Coordinatrice auprès de l’Organisation des femmes catholiques, une instance rattachée à la Commission ‘Justice et Paix’ de la Conférence épiscopale pakistanaise, Fouzia Jacob accueille avec prudence le vote du 11 octobre dernier à l’Assemblée nationale. Selon elle, il faut se garder de tout optimisme prématuré. « Les données statistiques manquent pour documenter précisément les mariages forcés, mais c’est une réalité qui existe au Pakistan et ces amendements nous apportent un certain espoir. Tout dépendra de la manière dont cette loi sera appliquée et de l’évolution des mentalités dans une société dominée par les hommes », a-t-elle déclaré à l’agence Ucanews (2), ajoutant que la condition des femmes chrétiennes n’était pas tellement plus enviable que celle des musulmanes. « Presque toutes les chrétiennes se voient contraintes à renoncer à la part d’héritage qui leur revient. La dot est finalement la seule forme de patrimoine qu’elles reçoivent », a-t-elle expliqué.

Dans les journaux pakistanais, les affaires de violence faite aux femmes sont légion. Il n’est pas de jour sans qu’un assassinat, un enlèvement, un ‘crime d’honneur’ ou un viol ne soit rapporté. Les cas de suicide et d’immolation par le feu ne sont pas rares. Dans ce contexte, l’appartenance à une religion minoritaire, comme le christianisme, représente une difficulté supplémentaire.

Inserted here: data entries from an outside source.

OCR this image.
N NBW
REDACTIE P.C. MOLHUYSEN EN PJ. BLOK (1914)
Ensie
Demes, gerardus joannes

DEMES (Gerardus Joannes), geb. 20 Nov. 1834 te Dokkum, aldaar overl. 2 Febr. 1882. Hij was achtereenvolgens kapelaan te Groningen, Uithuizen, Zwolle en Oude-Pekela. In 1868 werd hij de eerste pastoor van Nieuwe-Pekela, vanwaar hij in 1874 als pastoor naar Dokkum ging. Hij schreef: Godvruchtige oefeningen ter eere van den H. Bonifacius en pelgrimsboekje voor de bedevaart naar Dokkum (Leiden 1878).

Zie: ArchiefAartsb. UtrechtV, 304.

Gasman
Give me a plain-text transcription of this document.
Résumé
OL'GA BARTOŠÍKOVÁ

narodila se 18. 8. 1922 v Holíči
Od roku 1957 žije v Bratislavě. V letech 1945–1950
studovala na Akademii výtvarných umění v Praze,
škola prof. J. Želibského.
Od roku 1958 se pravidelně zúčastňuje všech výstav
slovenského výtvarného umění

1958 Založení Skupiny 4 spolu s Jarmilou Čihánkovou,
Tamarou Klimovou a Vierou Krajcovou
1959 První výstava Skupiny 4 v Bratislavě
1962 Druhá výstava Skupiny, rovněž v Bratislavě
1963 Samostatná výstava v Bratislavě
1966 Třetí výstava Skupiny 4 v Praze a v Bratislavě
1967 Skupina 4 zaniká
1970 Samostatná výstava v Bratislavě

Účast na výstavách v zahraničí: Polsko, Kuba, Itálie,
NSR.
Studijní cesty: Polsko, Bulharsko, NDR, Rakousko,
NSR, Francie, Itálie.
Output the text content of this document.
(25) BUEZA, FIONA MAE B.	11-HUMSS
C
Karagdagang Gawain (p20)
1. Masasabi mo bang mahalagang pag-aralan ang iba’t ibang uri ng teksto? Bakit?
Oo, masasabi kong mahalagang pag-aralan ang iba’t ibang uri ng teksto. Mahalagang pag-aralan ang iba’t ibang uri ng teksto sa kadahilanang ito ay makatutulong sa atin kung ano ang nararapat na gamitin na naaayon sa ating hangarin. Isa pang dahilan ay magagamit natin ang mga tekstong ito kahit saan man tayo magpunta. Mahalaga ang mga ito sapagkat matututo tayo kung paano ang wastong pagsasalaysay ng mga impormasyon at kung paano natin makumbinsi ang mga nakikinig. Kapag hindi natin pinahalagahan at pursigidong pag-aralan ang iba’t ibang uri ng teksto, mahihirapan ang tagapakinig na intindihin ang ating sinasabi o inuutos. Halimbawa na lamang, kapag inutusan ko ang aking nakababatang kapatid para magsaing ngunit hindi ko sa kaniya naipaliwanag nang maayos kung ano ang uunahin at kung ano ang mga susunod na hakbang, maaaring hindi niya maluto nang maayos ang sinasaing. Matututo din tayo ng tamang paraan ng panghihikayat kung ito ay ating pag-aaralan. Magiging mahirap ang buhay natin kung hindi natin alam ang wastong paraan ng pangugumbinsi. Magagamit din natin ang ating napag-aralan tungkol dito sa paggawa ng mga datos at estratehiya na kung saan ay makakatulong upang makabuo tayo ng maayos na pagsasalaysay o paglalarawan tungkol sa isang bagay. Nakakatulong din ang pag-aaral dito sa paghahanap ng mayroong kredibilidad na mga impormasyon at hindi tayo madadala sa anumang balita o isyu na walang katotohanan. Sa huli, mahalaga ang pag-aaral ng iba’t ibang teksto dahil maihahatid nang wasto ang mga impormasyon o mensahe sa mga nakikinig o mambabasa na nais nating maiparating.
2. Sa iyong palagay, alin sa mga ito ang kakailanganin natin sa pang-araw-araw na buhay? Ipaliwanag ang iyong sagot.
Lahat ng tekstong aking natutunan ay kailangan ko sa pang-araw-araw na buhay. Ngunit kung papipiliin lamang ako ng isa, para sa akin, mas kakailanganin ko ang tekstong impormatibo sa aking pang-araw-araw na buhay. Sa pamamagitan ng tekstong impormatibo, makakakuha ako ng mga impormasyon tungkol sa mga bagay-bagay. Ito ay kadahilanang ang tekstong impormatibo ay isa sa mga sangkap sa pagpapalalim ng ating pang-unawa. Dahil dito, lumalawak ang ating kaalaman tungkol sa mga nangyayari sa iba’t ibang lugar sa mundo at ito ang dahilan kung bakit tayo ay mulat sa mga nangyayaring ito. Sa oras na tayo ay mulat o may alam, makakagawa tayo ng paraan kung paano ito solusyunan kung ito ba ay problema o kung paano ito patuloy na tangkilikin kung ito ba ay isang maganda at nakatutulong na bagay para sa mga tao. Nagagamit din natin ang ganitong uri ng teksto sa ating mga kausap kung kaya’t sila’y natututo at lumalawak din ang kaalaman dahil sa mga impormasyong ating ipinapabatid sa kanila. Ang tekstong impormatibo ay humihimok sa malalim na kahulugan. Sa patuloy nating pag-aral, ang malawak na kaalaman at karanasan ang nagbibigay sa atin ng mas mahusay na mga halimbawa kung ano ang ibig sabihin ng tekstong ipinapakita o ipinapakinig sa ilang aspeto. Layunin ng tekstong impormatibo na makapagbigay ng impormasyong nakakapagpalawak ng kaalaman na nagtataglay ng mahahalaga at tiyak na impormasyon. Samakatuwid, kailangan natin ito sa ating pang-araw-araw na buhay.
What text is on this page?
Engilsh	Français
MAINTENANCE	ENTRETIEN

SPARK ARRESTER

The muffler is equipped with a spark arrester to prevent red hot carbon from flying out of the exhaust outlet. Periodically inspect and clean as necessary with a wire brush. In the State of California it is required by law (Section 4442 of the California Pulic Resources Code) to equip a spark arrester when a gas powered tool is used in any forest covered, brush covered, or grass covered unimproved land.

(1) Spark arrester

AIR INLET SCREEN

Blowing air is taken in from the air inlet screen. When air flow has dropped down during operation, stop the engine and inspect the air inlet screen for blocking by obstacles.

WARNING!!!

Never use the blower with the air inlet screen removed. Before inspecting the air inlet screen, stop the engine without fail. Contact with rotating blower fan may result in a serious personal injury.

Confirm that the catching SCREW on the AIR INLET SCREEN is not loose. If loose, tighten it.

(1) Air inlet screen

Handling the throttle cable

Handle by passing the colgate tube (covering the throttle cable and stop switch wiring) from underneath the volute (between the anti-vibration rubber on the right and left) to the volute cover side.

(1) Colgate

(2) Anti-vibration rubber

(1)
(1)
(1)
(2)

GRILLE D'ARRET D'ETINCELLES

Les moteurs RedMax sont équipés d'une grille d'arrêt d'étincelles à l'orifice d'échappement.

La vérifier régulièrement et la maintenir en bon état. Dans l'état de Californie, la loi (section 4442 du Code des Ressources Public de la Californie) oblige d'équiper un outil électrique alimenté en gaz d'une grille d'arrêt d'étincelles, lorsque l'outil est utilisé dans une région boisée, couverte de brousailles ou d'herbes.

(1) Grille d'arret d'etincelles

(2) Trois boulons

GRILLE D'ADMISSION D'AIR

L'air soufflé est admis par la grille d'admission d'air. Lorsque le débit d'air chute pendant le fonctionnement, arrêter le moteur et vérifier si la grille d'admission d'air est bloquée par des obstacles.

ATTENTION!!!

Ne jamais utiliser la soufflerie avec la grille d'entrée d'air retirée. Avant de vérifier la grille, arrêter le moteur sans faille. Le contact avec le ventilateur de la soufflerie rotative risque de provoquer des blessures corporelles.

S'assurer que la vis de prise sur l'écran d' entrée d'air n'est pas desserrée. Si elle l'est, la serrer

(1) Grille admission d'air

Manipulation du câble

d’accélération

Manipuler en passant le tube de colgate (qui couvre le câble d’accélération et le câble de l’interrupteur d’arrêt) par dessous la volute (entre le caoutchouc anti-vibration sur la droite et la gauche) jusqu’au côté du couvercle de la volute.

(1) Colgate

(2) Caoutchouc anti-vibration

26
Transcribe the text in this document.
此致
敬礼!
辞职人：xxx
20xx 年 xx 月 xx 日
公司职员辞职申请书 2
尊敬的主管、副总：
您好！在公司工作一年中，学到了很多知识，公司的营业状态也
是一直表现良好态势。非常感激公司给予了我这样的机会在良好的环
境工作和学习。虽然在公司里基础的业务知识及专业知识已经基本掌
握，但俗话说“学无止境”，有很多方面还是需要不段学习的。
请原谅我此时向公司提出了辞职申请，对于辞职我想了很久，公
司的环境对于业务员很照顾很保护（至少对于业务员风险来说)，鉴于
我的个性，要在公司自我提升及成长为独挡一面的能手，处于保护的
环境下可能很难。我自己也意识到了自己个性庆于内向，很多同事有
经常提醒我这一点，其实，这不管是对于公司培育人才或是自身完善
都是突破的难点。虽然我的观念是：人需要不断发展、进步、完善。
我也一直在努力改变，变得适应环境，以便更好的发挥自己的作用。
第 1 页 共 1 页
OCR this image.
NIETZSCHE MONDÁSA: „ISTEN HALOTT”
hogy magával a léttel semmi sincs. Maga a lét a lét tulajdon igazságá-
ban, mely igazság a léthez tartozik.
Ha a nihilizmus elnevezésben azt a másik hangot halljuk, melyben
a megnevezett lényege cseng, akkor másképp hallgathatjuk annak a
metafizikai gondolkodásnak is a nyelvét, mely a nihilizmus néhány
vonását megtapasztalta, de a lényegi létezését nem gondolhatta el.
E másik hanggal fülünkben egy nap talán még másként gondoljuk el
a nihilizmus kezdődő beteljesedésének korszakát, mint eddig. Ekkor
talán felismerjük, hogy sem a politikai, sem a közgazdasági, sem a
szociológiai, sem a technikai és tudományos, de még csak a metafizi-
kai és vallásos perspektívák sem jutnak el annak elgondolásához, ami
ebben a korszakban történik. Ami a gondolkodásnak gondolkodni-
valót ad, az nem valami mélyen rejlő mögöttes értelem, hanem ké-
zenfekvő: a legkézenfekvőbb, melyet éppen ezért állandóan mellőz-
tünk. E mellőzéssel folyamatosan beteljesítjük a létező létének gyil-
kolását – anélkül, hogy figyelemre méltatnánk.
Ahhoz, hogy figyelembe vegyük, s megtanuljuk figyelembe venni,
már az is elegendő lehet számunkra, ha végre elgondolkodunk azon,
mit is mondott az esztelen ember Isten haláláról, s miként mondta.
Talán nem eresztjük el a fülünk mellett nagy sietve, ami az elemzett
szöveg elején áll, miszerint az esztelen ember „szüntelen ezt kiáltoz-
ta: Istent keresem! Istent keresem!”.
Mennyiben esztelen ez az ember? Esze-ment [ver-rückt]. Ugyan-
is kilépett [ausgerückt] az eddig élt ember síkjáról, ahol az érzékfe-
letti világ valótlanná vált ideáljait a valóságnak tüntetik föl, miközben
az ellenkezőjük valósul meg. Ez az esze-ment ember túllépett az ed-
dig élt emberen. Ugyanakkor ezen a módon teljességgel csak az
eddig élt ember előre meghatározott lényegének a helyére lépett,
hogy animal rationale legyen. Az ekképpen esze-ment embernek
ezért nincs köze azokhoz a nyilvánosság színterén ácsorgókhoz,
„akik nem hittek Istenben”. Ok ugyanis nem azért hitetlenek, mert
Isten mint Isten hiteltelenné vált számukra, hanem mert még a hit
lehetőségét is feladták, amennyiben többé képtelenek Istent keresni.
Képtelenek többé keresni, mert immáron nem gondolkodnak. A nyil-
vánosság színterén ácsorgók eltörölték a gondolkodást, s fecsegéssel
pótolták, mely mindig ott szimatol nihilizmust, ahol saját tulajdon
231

Selon Rosemary Noel, de l’Organisation des femmes catholiques, « les chrétiennes au Pakistan sont parmi les plus pauvres des pauvres ». Chaque année, estime la Commission nationale pour les droits de l’homme, environ un millier de jeunes filles chrétiennes et hindoues sont enlevées, violées et forcées à contracter un mariage avec un musulman, tout recours devant la police ou la justice étant quasi impossible pour leur famille (3).